For me, this journey started when I began my career with Ford Motor Company. There, Lean Six Sigma (LSS) methodologies were integral at absolutely every level of the business – not only on the production line, either! This meant that everyone, from the cleaners to the CEO, was trained to think in the most efficient ways to operate, which not only made the organization incredibly effective, it also opened up regular opportunities for career development. Imagine, working someplace where looking for and implementing constant improvement is celebrated and rewarded! Looking back, I didn’t know how lucky I was and what a great company Ford was at the time.

Eventually, though, I moved on to BAA, and it didn’t take me long to realize that the manufacturing car business was light-years in front of the service industry. Here I was, coming from a detailed process industry, where everything was measured in exact detail, and I was suddenly working in a business that, at the time, ran purely on perception. Talk about culture shock! That was when I realized how powerful Lean Six Sigma was and that having people in the team who really understood it was going to be the game changer.

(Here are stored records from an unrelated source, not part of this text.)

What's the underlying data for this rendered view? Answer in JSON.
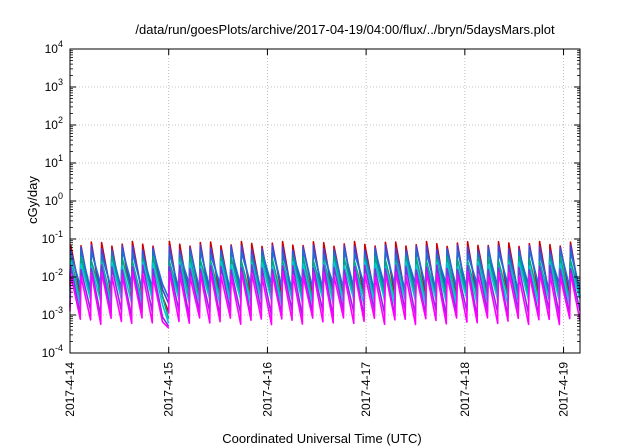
{
  "chart_data": {
    "type": "line",
    "title": "/data/run/goesPlots/archive/2017-04-19/04:00/flux/../bryn/5daysMars.plot",
    "xlabel": "Coordinated Universal Time (UTC)",
    "ylabel": "cGy/day",
    "yscale": "log",
    "ylim": [
      0.0001,
      10000
    ],
    "xlim": [
      "2017-04-14T00:00",
      "2017-04-19T04:00"
    ],
    "grid": true,
    "x_ticks": [
      "2017-4-14",
      "2017-4-15",
      "2017-4-16",
      "2017-4-17",
      "2017-4-18",
      "2017-4-19"
    ],
    "y_ticks": [
      {
        "value": 0.0001,
        "base": "10",
        "exp": "-4"
      },
      {
        "value": 0.001,
        "base": "10",
        "exp": "-3"
      },
      {
        "value": 0.01,
        "base": "10",
        "exp": "-2"
      },
      {
        "value": 0.1,
        "base": "10",
        "exp": "-1"
      },
      {
        "value": 1,
        "base": "10",
        "exp": "0"
      },
      {
        "value": 10,
        "base": "10",
        "exp": "1"
      },
      {
        "value": 100,
        "base": "10",
        "exp": "2"
      },
      {
        "value": 1000,
        "base": "10",
        "exp": "3"
      },
      {
        "value": 10000,
        "base": "10",
        "exp": "4"
      }
    ],
    "sawtooth": {
      "period_hours": 2.5,
      "gap": {
        "start": "2017-04-14T22:30",
        "end": "2017-04-15T00:00"
      }
    },
    "series": [
      {
        "color": "#cc0000",
        "peak": 0.075,
        "trough": 0.003,
        "low_trough": 0.0012
      },
      {
        "color": "#4a3dd8",
        "peak": 0.06,
        "trough": 0.004,
        "low_trough": 0.002
      },
      {
        "color": "#1f6ed4",
        "peak": 0.045,
        "trough": 0.0055,
        "low_trough": 0.0028
      },
      {
        "color": "#00a884",
        "peak": 0.03,
        "trough": 0.003,
        "low_trough": 0.0008
      },
      {
        "color": "#00c8d8",
        "peak": 0.022,
        "trough": 0.0022,
        "low_trough": 0.0006
      },
      {
        "color": "#8a2be2",
        "peak": 0.018,
        "trough": 0.0011,
        "low_trough": 0.0005
      },
      {
        "color": "#ff00ff",
        "peak": 0.012,
        "trough": 0.0007,
        "low_trough": 0.00045
      }
    ]
  }
}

However, instead of bringing in lots new people who were already well-versed in LSS, I gave myself the mission to develop and train the existing staff in the methodology. They were already great people with the relevant sector experience, but they had just never been exposed to this way of thinking. Within months we had saved a fortune, totally changed the effectiveness of the Airport Operations and the Business support functions, but above all, we had also developed our staff. Together we changed the DNA of the business and embraced continuous improvement.

Since then, I’ve used this approach in every business I’ve worked in and it has never failed to deliver. Yes, saving money (and making it!) propels a company forward, but to me it is just as important to develop the people of the company: Training your staff in a methodology that teaches them to think about the waste in the business and then give them the template to really tackle chronic problems – in other words, empowering them with common sense – is a no brainer!

 To me, LSS isn’t something else you have to do – it is what you do. That’s why I started Revive, a global company that coaches, mentors and develops teams, helping them become fully engaged and “bought in” to the process of why and how they can make the necessary changes in their companies. My Revive team has some great success stories of how they have energized and educated people around the world in the art of the possible, unleashing their inherent potential to go out and make positive change in their business and ultimately, in their sector. It’s inspiring and motivating, and I love that I have the opportunity to work through Revive to make a difference.

 Is common sense actually common? In my experience, the answer is no. But if we empower ourselves and one another to think, act, work and live along new lines of “common sense,” imagine what a different world this would be.